The writing style is non-fiction. As I said, I'd happily read a straight history by Lynch, but I don't want to read fiction by her. In non-fiction it's perfectly acceptable to tell your reader what happened, showing them is nice, but usually not the goal. In fiction the idea is to show your readers what is going on. But, if you pick 3rd person omniscient as your point of view, (the narrator voice) it's very easy to slip into telling your reader what is going on. And tell she does. So much telling that it's actually pretty rare to run into a scene that really is showing something, but when one does occur, a chunk of straight history will show up in a page or so and stop it dead.
And, just to make me grit my teeth, the formatting is wonky. I just wrapped the beta version of my latest novel, and my hubby wanted a version for his Kindle. (He doesn't like reading on his computer, so no Word doc for him.) Anyway, I put the beta version through the Smashwords' Meatgrinder with no prep at all, and got precisely the same sort of wonky formatting Beside The Still Waters has. Basically, it looks fine, and then for no real reason it suddenly changes font, and changes back, and forth again, all through the book.

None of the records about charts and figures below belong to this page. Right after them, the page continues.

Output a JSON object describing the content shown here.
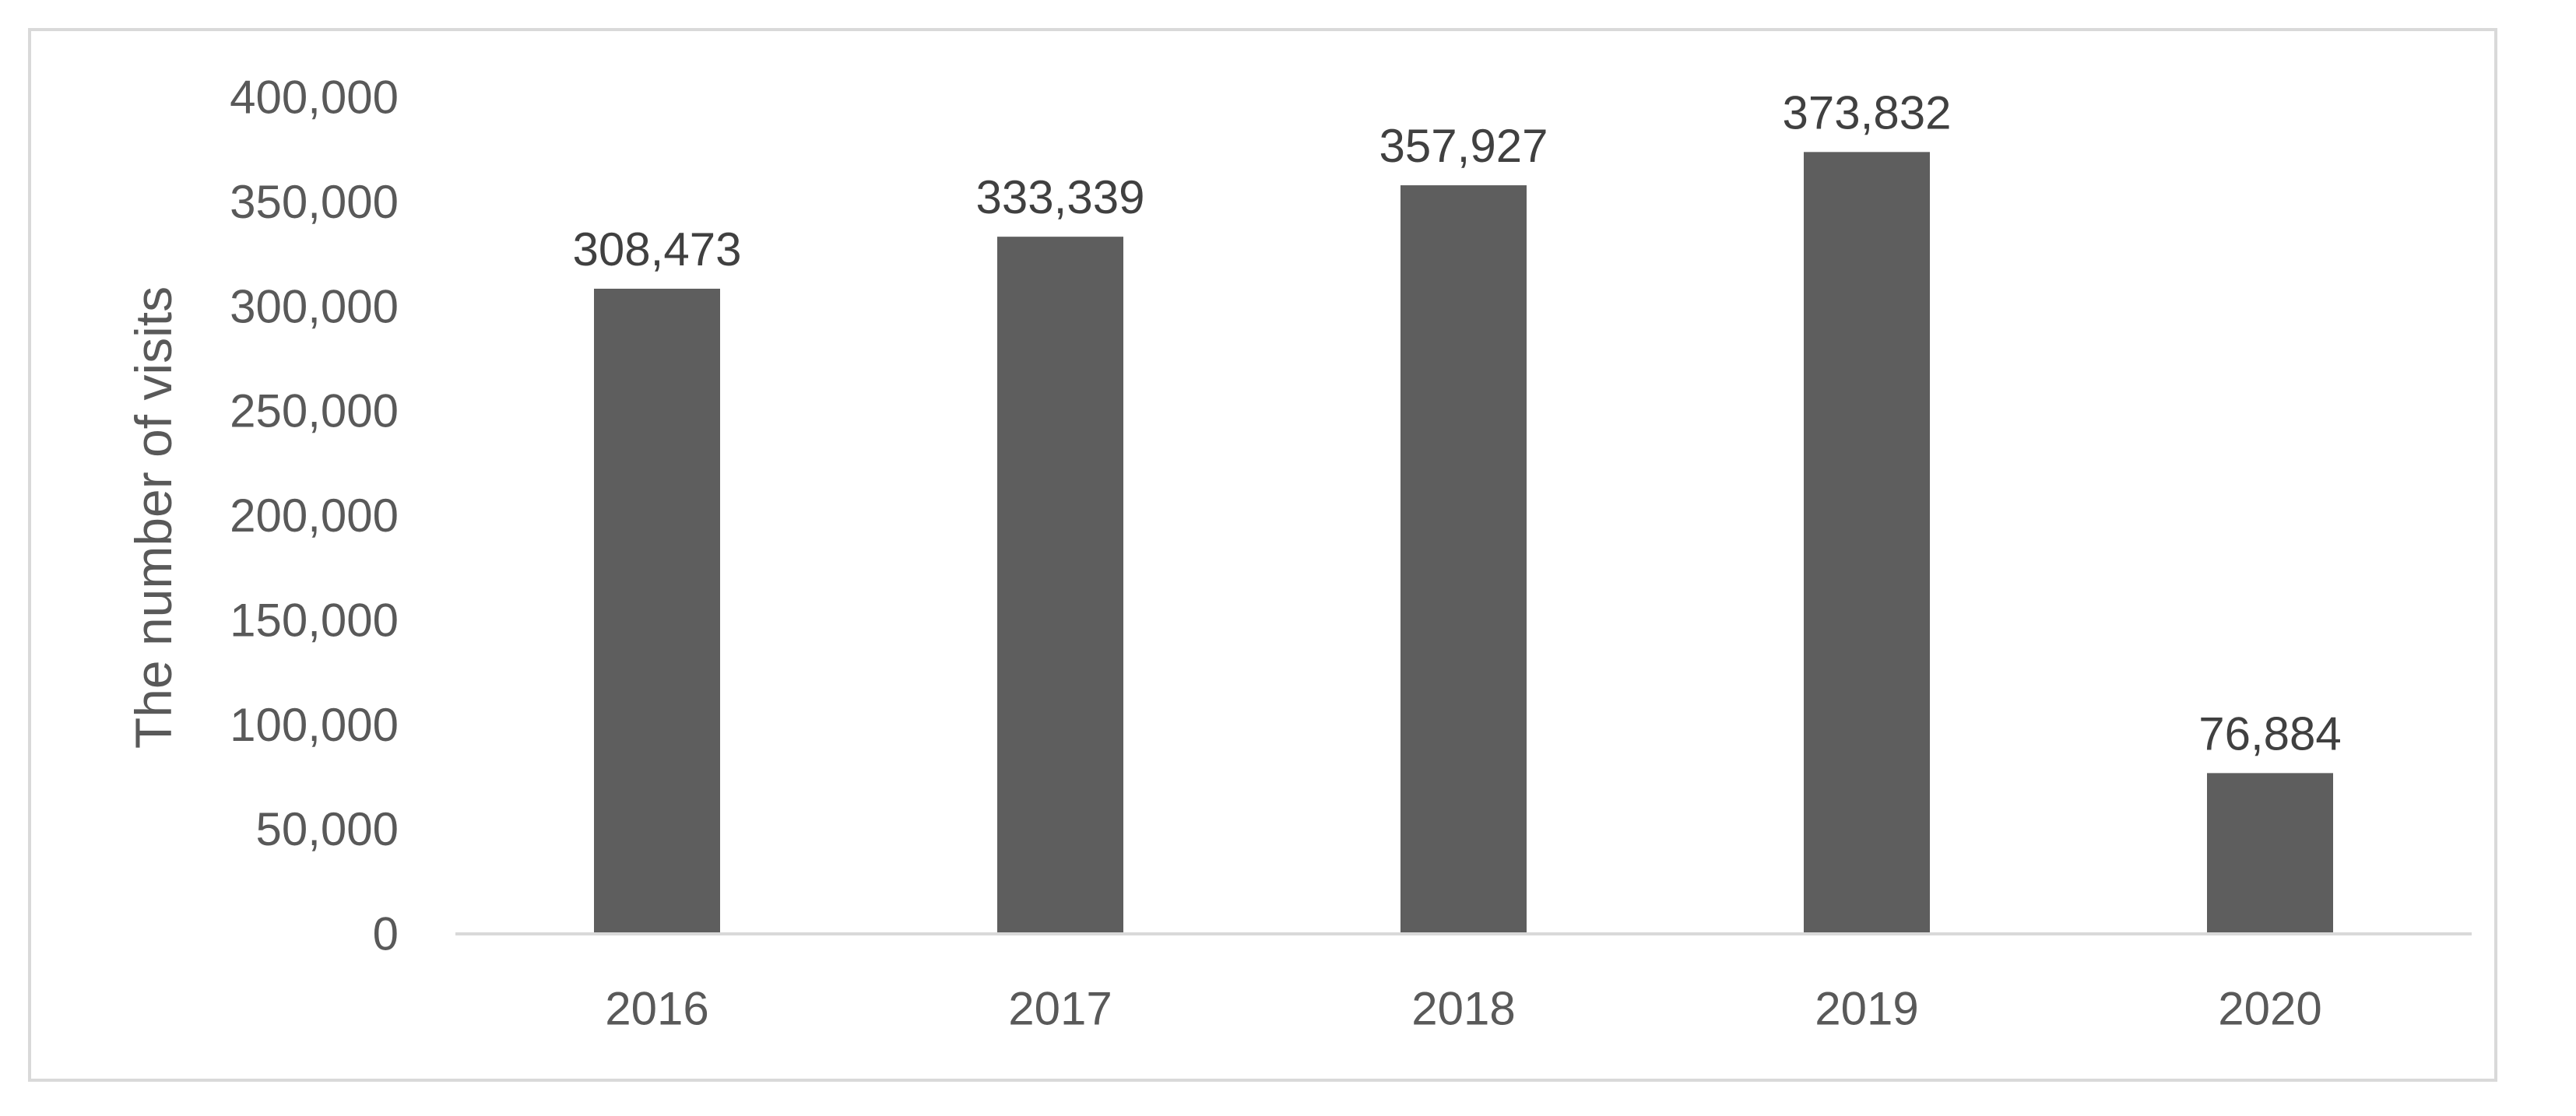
{
  "chart_data": {
    "type": "bar",
    "title": "",
    "xlabel": "",
    "ylabel": "The number of visits",
    "categories": [
      "2016",
      "2017",
      "2018",
      "2019",
      "2020"
    ],
    "values": [
      308473,
      333339,
      357927,
      373832,
      76884
    ],
    "data_labels": [
      "308,473",
      "333,339",
      "357,927",
      "373,832",
      "76,884"
    ],
    "ylim": [
      0,
      400000
    ],
    "yticks": [
      0,
      50000,
      100000,
      150000,
      200000,
      250000,
      300000,
      350000,
      400000
    ],
    "ytick_labels": [
      "0",
      "50,000",
      "100,000",
      "150,000",
      "200,000",
      "250,000",
      "300,000",
      "350,000",
      "400,000"
    ],
    "grid": false,
    "legend": "none",
    "bar_color": "#5e5e5e",
    "text_color": "#595959",
    "axis_color": "#d9d9d9"
  }
}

As I said in the email I sent off to my beta readers, the kindle version looks like it was formatted by drunk weasels, drunk weasels that like Courier. It's not illegible, but it is annoying. Deeply annoying. And maybe part of the reason it annoys me so much is that I know how much work it takes to fix this (about an hour-hour and a half), and how ridiculously lazy it is to just leave it that way.
So, all in all, I'm not impressed by Beside the Still Waters. I wish it had been a straight history of the Quabbin Reservoir. I think I would have enjoyed that quite a bit.
Thanks for the review, Keryl. I'd been thinking of picking this one up so your comments are really helpful.
ReplyDeleteGlad to be of help. Like with any other book, I'd suggest downloading the sample, (after all, just because I didn't love it won't mean you won't.) but basically, once you've read the first chunk, you pretty much know how the rest of the story is going to go.